Find the Exact Value log base 3 of 54- log base 3 of 8/15+ log base 3 of 4/5
The given problem is a logarithmic expression that involves finding the exact value of a combination of logs with the same base (base 3) using various properties of logarithms. Specifically, you are asked to perform three operations:
Find the logarithm base 3 of the number 54.
Subtract from that the logarithm base 3 of the fraction 8/15.
Add the logarithm base 3 of the fraction 4/5.
Understanding and solving this problem would involve applying the laws of logarithms, such as the quotient rule (log_b (x/y) = log_b(x) - log_b(y)), the product rule (log_b(x*y) = log_b(x) + log_b(y)), and possibly converting between exponential and logarithmic form if necessary. The goal is to simplify the expression to a form where the exact value can be derived without using a calculator.
$\left(log\right)_{3} \left(\right. 54 \left.\right) - \left(log\right)_{3} \left(\right. \frac{8}{15} \left.\right) + \left(log\right)_{3} \left(\right. \frac{4}{5} \left.\right)$
Apply the quotient rule of logarithms: $\log_b(x) - \log_b(y) = \log_b\left(\frac{x}{y}\right)$. Thus, we get $\log_3\left(\frac{54}{\frac{8}{15}}\right) + \log_3\left(\frac{4}{5}\right)$.
Implement the product rule of logarithms: $\log_b(x) + \log_b(y) = \log_b(xy)$. This gives us $\log_3\left(\frac{54}{\frac{8}{15}} \cdot \frac{4}{5}\right)$.
Multiply the numerator by the reciprocal of the denominator to simplify: $\log_3\left(54 \cdot \frac{15}{8} \cdot \frac{4}{5}\right)$.
Identify and cancel out common factors.
Extract the factor of 2 from 54: $\log_3\left(2 \cdot 27 \cdot \frac{15}{8} \cdot \frac{4}{5}\right)$.
Extract the factor of 2 from 8: $\log_3\left(2 \cdot 27 \cdot \frac{15}{2 \cdot 4} \cdot \frac{4}{5}\right)$.
Cancel out the common factor of 2: $\log_3\left(\cancel{2} \cdot 27 \cdot \frac{15}{\cancel{2} \cdot 4} \cdot \frac{4}{5}\right)$.

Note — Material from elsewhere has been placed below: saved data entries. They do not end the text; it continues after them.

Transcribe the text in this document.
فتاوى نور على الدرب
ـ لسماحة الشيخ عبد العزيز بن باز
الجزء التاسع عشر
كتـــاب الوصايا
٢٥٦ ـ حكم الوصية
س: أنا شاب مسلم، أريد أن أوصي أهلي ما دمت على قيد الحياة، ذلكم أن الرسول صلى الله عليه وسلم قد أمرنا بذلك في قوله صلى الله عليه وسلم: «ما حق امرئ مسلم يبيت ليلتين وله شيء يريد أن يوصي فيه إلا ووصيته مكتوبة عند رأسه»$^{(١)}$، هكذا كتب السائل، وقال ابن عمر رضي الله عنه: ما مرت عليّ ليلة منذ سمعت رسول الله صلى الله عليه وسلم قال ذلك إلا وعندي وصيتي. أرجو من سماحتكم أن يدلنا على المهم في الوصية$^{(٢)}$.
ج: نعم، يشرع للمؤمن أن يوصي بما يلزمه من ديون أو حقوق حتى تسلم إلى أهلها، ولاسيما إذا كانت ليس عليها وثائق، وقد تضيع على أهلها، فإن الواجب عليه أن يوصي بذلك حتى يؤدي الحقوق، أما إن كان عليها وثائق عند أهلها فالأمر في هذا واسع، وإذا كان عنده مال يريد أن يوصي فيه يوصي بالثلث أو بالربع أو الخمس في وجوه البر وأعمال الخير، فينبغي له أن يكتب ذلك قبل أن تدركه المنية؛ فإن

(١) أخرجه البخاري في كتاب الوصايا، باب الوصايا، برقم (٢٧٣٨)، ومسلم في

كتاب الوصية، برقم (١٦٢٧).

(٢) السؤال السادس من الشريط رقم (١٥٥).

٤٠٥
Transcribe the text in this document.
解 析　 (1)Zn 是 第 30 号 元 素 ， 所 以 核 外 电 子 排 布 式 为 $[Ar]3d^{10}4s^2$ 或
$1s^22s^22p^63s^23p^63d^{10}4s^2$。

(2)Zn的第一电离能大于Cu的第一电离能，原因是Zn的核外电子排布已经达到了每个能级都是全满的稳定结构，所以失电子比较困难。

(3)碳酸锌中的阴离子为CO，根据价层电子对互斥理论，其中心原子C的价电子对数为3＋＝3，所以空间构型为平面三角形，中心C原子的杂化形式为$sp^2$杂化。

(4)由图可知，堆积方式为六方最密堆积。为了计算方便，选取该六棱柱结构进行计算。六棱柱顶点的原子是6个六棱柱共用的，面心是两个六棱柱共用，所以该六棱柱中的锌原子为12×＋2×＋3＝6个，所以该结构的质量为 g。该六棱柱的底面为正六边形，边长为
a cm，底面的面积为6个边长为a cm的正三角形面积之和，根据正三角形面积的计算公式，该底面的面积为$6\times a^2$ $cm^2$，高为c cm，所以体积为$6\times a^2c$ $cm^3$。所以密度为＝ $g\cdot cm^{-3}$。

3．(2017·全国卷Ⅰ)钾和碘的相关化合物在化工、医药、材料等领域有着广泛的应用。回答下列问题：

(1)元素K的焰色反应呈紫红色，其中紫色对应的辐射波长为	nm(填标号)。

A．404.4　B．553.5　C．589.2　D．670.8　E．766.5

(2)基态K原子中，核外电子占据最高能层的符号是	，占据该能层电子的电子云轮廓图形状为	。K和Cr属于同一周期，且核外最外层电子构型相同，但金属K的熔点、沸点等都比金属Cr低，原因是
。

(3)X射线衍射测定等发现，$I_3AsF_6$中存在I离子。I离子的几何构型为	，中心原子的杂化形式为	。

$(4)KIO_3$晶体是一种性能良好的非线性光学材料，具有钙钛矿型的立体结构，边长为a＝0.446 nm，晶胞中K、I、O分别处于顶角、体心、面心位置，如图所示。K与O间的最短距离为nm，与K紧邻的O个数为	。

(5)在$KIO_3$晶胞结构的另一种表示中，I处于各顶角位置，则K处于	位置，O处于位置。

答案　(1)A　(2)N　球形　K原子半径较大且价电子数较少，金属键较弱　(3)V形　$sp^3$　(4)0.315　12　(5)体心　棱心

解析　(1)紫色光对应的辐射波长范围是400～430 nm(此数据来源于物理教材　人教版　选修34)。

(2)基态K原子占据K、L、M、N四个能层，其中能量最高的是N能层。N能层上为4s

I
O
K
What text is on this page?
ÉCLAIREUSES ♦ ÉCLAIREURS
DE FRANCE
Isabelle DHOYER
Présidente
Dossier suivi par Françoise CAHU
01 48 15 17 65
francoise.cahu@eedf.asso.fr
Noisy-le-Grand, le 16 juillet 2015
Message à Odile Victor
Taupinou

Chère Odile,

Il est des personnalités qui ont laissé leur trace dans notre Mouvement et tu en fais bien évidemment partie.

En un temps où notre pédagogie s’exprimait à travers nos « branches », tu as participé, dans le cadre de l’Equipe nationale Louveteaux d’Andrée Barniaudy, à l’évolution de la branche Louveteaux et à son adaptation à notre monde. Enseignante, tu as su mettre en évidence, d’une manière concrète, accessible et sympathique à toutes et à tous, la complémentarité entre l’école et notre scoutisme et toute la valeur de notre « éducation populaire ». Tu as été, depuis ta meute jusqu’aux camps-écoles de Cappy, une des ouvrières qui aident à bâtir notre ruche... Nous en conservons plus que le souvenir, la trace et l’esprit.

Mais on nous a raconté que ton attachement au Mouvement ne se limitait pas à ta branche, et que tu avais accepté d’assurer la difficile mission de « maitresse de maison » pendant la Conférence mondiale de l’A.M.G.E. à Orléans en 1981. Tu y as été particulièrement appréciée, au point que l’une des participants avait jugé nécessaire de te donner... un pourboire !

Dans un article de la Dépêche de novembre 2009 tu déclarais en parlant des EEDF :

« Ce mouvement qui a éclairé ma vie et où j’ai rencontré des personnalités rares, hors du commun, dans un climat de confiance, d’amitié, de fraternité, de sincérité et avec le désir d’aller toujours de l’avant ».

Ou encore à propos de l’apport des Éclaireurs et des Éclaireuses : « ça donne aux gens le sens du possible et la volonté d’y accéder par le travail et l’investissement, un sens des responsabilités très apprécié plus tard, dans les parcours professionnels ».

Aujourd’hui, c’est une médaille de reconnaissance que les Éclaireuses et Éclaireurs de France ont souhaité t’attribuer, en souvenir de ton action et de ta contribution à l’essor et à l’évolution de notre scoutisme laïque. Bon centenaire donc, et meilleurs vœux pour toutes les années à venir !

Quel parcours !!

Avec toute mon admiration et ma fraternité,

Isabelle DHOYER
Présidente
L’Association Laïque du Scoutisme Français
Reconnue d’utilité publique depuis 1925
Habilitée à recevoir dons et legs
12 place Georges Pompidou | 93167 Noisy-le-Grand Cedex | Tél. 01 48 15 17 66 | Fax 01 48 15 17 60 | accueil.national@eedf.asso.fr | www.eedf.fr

Rewrite the expression without the canceled factor: $\log_3\left(27 \cdot \frac{15}{4} \cdot \frac{4}{5}\right)$.
Combine 27 and $\frac{15}{4}$: $\log_3\left(\frac{27 \cdot 15}{4} \cdot \frac{4}{5}\right)$.
Multiply 27 by 15: $\log_3\left(\frac{405}{4} \cdot \frac{4}{5}\right)$.
Identify and cancel out common factors.
Factor out 5 from 405: $\log_3\left(\frac{5 \cdot 81}{4} \cdot \frac{4}{5}\right)$.
Cancel out the common factor of 5: $\log_3\left(\frac{\cancel{5} \cdot 81}{4} \cdot \frac{4}{\cancel{5}}\right)$.
Rewrite the expression without the canceled factor: $\log_3\left(\frac{81}{4} \cdot 4\right)$.
Cancel out the common factor of 4.
Cancel the common factor: $\log_3\left(\frac{81}{\cancel{4}} \cdot \cancel{4}\right)$.
Rewrite the expression without the canceled factor: $\log_3(81)$.
Evaluate the logarithm base 3 of 81, which is 4: $4$.
The quotient rule of logarithms states that the logarithm of a quotient is equal to the difference of the logarithms of the numerator and the denominator: $\log_b\left(\frac{x}{y}\right) = \log_b(x) - \log_b(y)$.
The product rule of logarithms states that the logarithm of a product is equal to the sum of the logarithms of the factors: $\log_b(xy) = \log_b(x) + \log_b(y)$.
When simplifying expressions involving logarithms, it's often helpful to factor out and cancel common factors to simplify the argument of the logarithm.
The logarithm $\log_b(b^x) = x$ because $b^x$ is the inverse operation of $\log_b(x)$.
In this problem, we used the fact that $3^4 = 81$ to conclude that $\log_3(81) = 4$.